11 babies at KNH newborn unit die of suspected bacterial infection

Inside Kenyatta National Hospital’s newborn unit in picture taken on September 14, 2017. PHOTO | FILE | NATION MEDIA GROUP

What you need to know:

  • With the tubes perennially out of stock, the nurses are forced to use syringes and other tubes used to aspirate — suck fluids — for feeding the babies. These are inappropriate and hurts them.

  • A clandestine spot check at the facility on Tuesday and Wednesday showed that up to three children share a cot, putting them at risk of infecting each other with bugs like Klebsiella.

  • Neonates — a medical term for babies under one month — died last week due to Klebsiella and other factors, compounded by the poor state of the ward.

Eleven babies died at the Kenyatta National Hospital’s newborn unit last week, and a drug-resistant bacterium known as Klebsiella is suspected to be the cause, the Nation has learnt.

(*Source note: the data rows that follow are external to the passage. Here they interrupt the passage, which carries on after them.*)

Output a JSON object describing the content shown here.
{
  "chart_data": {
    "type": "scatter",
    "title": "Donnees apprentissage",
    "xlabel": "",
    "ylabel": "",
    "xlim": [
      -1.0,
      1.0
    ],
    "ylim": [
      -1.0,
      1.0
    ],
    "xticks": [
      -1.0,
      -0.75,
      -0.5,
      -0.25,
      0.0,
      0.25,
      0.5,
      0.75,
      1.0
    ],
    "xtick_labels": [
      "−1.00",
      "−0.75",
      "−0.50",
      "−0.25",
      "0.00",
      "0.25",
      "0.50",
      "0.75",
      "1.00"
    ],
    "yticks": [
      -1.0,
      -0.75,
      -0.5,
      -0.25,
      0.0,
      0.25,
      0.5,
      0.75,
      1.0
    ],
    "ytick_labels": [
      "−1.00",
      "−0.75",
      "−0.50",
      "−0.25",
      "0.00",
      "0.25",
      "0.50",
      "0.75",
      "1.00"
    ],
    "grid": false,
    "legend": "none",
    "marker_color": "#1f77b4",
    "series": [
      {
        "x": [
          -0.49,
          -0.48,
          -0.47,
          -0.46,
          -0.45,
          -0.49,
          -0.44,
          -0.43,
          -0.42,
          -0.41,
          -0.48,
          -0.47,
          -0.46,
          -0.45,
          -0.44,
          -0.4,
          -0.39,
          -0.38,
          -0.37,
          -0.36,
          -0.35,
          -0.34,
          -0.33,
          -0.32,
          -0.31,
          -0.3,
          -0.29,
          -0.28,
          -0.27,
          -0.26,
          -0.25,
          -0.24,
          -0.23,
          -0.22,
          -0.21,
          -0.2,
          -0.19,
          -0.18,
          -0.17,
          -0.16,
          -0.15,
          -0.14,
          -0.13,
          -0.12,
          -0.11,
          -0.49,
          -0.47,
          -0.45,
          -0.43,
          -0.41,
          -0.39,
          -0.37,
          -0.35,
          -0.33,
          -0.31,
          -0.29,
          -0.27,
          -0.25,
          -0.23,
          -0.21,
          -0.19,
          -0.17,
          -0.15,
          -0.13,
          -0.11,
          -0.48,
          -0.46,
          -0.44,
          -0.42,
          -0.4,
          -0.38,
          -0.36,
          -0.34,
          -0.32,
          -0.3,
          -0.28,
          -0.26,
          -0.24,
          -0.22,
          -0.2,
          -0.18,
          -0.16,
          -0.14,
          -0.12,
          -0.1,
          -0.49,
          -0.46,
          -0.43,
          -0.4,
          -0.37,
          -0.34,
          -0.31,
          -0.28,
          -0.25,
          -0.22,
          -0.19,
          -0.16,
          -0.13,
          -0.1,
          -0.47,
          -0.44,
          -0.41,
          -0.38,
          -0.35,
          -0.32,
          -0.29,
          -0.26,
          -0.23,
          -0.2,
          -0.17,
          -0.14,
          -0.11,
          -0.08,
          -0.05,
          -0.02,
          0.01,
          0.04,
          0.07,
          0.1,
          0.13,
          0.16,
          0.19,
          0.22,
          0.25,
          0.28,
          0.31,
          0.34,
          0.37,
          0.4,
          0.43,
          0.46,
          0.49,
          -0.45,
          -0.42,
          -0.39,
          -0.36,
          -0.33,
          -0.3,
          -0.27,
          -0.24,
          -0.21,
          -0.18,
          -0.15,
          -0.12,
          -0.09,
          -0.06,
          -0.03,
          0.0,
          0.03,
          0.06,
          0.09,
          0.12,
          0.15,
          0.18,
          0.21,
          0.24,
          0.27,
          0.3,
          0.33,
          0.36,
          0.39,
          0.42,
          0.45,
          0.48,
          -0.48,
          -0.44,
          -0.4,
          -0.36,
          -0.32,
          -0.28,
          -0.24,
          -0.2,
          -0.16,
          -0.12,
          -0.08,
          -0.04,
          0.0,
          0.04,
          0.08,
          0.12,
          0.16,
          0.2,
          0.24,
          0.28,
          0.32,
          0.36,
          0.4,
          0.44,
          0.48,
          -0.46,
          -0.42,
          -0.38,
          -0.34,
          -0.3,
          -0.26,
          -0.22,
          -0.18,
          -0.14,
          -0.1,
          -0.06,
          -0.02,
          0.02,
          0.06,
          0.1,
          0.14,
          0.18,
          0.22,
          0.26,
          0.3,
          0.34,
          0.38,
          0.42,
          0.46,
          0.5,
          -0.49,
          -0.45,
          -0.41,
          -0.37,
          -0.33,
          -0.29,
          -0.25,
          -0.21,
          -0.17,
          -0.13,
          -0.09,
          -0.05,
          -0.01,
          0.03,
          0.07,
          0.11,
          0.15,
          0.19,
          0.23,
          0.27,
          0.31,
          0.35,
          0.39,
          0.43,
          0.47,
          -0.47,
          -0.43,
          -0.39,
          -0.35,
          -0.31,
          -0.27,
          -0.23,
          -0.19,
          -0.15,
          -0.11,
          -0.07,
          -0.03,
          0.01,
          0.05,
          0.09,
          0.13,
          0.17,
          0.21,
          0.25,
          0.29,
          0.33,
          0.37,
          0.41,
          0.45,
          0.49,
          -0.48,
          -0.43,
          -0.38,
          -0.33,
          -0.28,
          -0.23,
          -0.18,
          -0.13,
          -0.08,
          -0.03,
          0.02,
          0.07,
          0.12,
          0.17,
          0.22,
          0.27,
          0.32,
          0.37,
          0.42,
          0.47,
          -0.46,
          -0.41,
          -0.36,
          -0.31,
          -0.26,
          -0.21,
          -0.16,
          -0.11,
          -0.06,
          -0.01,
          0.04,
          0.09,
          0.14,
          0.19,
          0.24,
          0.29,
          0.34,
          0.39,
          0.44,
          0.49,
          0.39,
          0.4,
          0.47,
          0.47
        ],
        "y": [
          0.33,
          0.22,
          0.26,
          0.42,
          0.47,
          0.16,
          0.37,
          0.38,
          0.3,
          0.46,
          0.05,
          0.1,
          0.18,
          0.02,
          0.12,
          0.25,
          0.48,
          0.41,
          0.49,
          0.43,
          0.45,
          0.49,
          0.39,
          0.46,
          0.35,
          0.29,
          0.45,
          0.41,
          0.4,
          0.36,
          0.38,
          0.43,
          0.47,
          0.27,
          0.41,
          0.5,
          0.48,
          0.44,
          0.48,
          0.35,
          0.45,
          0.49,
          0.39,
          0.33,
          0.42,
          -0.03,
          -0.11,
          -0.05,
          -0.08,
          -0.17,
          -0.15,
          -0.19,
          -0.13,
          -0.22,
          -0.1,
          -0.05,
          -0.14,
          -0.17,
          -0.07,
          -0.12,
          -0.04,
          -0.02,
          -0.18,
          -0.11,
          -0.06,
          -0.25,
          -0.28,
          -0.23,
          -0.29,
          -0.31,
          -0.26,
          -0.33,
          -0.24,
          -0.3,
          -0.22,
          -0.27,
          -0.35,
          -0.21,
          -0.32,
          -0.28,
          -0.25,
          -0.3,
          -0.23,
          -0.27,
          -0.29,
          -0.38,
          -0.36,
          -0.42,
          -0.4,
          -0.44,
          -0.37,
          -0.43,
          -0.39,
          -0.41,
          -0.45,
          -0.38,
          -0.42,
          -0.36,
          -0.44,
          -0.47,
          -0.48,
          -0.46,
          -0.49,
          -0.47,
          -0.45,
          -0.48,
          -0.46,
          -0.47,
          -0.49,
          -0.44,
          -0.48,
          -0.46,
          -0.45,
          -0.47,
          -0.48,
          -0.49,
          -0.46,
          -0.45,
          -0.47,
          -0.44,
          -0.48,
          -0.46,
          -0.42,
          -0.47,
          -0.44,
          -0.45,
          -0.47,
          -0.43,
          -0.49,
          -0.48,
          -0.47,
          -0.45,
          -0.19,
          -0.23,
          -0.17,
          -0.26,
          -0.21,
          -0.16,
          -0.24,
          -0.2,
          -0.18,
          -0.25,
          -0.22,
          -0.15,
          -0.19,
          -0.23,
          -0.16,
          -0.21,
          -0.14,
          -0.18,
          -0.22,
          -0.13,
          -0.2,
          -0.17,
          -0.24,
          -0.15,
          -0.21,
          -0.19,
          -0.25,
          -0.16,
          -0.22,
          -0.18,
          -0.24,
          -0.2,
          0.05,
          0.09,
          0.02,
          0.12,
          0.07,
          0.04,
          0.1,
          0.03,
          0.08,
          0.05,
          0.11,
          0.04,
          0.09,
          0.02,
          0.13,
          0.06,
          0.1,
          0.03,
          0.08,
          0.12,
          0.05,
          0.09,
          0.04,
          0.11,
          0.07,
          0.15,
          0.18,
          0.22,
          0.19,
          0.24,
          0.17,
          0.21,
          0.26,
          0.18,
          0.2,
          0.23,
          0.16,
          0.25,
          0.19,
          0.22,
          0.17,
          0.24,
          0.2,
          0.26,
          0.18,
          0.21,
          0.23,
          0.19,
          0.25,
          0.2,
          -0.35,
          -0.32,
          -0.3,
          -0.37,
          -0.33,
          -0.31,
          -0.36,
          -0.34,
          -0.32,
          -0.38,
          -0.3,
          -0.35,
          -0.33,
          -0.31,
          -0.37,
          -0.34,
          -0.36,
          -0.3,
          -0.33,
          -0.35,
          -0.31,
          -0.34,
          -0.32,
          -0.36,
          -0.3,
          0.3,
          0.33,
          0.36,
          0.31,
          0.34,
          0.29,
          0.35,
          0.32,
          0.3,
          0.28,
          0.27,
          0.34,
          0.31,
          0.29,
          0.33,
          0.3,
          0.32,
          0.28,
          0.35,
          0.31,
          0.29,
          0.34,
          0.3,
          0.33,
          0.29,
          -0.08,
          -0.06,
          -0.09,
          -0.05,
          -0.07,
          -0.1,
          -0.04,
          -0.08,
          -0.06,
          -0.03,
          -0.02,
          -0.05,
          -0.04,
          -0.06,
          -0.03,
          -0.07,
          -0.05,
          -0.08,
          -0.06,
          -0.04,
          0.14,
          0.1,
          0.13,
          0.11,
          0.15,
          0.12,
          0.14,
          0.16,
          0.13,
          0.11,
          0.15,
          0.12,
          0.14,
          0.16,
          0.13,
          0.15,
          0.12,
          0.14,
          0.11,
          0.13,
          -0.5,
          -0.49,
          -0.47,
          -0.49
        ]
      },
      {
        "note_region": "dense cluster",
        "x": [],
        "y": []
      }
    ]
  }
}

The situation was aggravated by lack of the most basic products for taking care of babies.

SUCK FLUIDS

Sources at the hospital, who did not want to be named for fear of reprisals, said the neonates — a medical term for babies under one month — died last week due to Klebsiella and other factors, compounded by the poor state of the ward.

Nurses, the Nation observed, have had to improvise feeding tubes and syringes, which cause bruises and bleeding in the babies’ noses and mouths. The babies are still fully breastfed, so the mothers express milk every three hours, which is fed to the babies through the nasogastric tube that can either go through the nose or mouth. The milk is drawn into a syringe and then injected into the tube in drops, as the nurses wait on gravity to take it down the babies’ throats.

But with the tubes perennially out of stock, the nurses are forced to use syringes and other tubes used to aspirate — suck fluids — for feeding the babies. These are inappropriate and hurts them.

A clandestine spot check at the facility on Tuesday and Wednesday showed that up to three children share a cot, putting them at risk of infecting each other with bugs like Klebsiella.

By Thursday evening, KNH had not responded to our 16 calls and one email sent over two days.

Klebsiella is a species of bacteria that occurs naturally in the environment, but studies have shown that its subspecies, such as Klebsiella pneumoniae, are capable of causing a large number of infections, such as septicaemia (a form of blood poisoning), urinary tract infections and pneumonia.

LETHARGIC RESPONSE

Drug resistance expert Sam Kariuki, who holds a doctorate in microbiology, said the Klebsiella at the hospital cannot be treated with the usual antibiotics because “it has been circulating in the hospital for some time, interacting with other bacteria, collecting and exchanging resistant elements”.

People with compromised immunity, such as neonates, almost never survive these infections like their healthier counterparts born in healthier environments.

The Nation followed the track of the documentation of the deaths to the infection control department at the hospital. The notes and conversations with the healthcare workers showed a lethargic response by the administration to the concerns raised by the workers on why babies were dying in the newborn unit.

The mortality rate at the unit, according to the draft reports shown to the Nation, stands at 48 per cent, and this is documented daily as required and reported to the administration.

These revelations come barely a week after the Nation published the findings of research by Dr David Gathara of the Kenya Medical Research Institute-Wellcome Trust, which put Nairobi’s neonatal mortality at 39 deaths per 1,000 live births, compared with the national figure of 22 per 1,000 live births.